她说。短短几个字,放得很轻,像只是告诉她们今天天气不错,远处好像有人在烧纸钱,烟升起来,被风吹散,散得很快。江怀余也在看那缕烟,看它散尽,低头又说了一句——“以后每年都来跟你们说。”
沿着石阶再往上走一段,拐进另一条岔路。这边的松柏更老,枝叶几乎把天遮完了。程年年的墓碑在最里面,不大,边角风化了不少,但擦得很干净,碑前有一束枯花,不知道谁放的。

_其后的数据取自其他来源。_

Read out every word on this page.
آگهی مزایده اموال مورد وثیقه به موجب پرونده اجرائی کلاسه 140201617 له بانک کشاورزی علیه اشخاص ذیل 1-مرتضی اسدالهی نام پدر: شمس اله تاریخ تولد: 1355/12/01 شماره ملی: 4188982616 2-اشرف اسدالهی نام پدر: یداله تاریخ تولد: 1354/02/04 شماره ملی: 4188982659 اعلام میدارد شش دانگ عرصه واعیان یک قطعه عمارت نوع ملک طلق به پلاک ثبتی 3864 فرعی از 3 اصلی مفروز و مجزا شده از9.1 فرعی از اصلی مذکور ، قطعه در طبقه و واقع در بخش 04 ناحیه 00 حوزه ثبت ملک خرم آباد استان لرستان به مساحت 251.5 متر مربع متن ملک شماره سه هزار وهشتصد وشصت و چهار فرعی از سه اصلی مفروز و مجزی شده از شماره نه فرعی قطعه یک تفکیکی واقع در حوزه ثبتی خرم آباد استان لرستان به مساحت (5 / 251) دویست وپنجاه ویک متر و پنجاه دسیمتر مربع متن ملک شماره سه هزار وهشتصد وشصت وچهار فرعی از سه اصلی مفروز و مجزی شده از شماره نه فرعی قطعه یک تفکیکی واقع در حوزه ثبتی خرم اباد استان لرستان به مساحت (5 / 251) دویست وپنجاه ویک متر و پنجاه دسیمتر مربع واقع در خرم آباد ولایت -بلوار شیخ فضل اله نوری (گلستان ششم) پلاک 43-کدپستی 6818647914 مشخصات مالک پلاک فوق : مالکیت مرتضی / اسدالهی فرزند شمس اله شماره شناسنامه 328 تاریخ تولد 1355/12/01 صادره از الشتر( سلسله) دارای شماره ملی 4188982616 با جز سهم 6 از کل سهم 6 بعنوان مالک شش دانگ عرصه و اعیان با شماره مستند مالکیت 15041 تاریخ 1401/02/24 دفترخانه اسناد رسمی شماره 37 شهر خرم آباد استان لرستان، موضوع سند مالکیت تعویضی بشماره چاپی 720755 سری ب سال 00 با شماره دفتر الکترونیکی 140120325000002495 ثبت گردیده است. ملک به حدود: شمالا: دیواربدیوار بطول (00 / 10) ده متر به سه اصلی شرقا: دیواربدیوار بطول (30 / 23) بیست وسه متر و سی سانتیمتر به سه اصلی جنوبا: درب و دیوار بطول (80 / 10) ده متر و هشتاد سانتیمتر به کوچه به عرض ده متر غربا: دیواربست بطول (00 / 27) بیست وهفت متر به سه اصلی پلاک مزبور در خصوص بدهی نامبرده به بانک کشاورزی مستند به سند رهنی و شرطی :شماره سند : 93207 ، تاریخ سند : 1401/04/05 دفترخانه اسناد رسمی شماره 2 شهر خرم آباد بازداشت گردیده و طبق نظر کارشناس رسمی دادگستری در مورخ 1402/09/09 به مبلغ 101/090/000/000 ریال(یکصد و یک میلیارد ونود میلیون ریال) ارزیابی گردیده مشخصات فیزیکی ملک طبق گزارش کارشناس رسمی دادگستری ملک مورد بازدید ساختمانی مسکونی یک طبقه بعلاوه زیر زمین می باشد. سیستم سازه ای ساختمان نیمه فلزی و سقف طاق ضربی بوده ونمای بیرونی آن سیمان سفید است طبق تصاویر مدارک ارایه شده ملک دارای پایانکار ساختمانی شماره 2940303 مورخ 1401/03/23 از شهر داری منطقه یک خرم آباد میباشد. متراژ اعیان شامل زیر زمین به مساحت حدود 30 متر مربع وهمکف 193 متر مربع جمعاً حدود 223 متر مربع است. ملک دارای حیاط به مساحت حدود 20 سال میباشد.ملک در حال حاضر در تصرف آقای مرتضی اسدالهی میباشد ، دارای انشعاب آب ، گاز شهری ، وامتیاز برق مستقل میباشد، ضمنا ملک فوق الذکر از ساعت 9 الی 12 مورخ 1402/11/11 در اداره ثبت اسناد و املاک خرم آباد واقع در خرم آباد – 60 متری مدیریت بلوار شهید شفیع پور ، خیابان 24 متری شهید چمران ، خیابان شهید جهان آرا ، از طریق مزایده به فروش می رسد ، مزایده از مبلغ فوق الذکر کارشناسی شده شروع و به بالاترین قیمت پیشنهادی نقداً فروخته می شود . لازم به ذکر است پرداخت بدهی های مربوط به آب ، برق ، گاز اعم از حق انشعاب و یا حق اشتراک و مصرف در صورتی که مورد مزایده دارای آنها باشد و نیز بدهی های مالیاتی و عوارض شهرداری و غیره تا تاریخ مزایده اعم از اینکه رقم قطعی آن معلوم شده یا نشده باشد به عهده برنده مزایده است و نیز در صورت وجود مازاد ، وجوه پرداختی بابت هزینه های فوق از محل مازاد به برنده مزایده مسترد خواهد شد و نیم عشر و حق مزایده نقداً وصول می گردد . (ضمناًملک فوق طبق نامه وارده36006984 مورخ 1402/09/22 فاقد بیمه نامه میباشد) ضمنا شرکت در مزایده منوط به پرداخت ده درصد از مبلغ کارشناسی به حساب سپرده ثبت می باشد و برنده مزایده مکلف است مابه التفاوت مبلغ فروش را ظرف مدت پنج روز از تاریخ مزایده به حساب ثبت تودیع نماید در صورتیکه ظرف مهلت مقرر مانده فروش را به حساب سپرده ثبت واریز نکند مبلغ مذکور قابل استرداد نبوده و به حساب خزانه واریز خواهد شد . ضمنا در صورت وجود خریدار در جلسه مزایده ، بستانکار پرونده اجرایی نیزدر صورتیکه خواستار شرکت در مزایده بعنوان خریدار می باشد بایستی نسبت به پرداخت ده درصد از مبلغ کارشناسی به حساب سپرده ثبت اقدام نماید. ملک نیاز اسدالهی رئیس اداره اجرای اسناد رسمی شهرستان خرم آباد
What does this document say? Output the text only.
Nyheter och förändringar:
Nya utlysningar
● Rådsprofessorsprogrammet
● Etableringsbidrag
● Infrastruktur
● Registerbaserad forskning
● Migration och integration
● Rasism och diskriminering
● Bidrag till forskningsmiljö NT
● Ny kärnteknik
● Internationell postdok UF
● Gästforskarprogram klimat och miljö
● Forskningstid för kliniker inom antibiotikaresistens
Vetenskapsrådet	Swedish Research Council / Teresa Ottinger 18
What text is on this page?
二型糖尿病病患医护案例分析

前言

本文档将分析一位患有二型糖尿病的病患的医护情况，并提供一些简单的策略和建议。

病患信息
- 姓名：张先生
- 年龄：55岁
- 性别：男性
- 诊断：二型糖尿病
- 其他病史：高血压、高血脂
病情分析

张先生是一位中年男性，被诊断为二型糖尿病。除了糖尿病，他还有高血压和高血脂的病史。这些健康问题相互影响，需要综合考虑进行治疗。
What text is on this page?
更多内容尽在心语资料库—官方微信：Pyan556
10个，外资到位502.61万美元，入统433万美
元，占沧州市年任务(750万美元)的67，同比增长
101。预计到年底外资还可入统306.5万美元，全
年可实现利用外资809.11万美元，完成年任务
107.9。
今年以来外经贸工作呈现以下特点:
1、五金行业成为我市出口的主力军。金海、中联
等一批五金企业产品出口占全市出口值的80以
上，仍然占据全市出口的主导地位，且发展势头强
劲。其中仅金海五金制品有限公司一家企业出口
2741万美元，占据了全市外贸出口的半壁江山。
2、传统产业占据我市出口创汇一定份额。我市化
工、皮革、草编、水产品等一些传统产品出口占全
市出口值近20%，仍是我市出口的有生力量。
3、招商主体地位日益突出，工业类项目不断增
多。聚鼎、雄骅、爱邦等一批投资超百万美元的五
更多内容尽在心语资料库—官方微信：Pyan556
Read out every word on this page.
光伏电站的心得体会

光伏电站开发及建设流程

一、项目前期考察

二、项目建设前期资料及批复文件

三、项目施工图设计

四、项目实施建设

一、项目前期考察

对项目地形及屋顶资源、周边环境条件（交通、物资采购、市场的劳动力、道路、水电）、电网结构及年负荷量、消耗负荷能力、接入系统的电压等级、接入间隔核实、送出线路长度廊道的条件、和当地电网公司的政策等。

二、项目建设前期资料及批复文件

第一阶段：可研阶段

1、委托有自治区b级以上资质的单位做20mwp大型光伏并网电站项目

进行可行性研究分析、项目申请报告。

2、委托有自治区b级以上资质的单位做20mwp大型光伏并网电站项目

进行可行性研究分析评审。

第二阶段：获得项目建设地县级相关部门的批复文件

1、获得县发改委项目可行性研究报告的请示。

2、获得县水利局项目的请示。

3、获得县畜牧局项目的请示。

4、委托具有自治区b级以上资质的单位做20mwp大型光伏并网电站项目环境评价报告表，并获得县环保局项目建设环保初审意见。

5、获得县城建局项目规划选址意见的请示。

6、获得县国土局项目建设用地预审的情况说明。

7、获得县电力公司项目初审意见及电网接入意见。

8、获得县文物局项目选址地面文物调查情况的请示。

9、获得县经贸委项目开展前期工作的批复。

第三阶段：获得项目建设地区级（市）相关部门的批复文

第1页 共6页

江怀余蹲下来,把那束枯花拿开,把自己带来的那束白菊放在碑前。
“妈。”
她叫了一声。
风小了,松枝安静下来。
她把那几年的情况从抚养权说起,说沈慧敏和张叔带江承宇回了平溪镇,在镇上开了一家小花店。沈悠心说生意还行,够生活。江承宇上小学了,成绩中等,数学好一点,语文差一点,拼音老拼错。
“他长得快。每次见都觉得又高了。”
她停了片刻,目光落在墓碑上,又开口了。
“他有点不适应。”
她没说下去。沉默了一会儿,只是说:“我给他在北京找了学校,他不想来。”
风小了一点。她没有解释为什么不想来,她知道的北京是许煜带他去的北京,是游乐场、烤鸭、酒店大床房,是玩几天就回家的那种北京。
不是江怀余要把他带过去再也不回来的那种北京。
“再等等吧。”她说,不是对他说的,是对自己说的。
远处有鸟叫,一声两声,远了。
江怀余站起来,裤腿膝盖处沾了泥,没拍。站了一会儿,对着墓碑鞠了一躬,站直身,转身沿石阶往下走。松枝在头顶轻轻晃动,把天光筛成一粒一粒的,落在她肩上,像碎掉的金。她没有回头,一步步走远,脚步声很轻,慢慢消失了。
她刚走到山脚,手机亮了。
许煜的视频请求。
江怀余接起来。许煜的脸出现在屏幕里,东北的阳光很烈,他眯着眼,举着手机晃了晃,让江怀余看他身后那片大草坪。
“栗子!栗子!过来跟江怀余打个招呼!”
镜头晃动,然后定格在栗子脸上。
她蹲在草地上,手里拉着一条狗绳,一只柯基正在低头啃草。栗子穿着浅蓝色的卫衣,头发剪短了一点,齐肩,别了一个小发卡。她对着镜头笑了,和从前的她一样,只是比从前更舒展了,肩膀松下来了,笑起来的时候眼尾有了细细的纹路,不明显,但有了。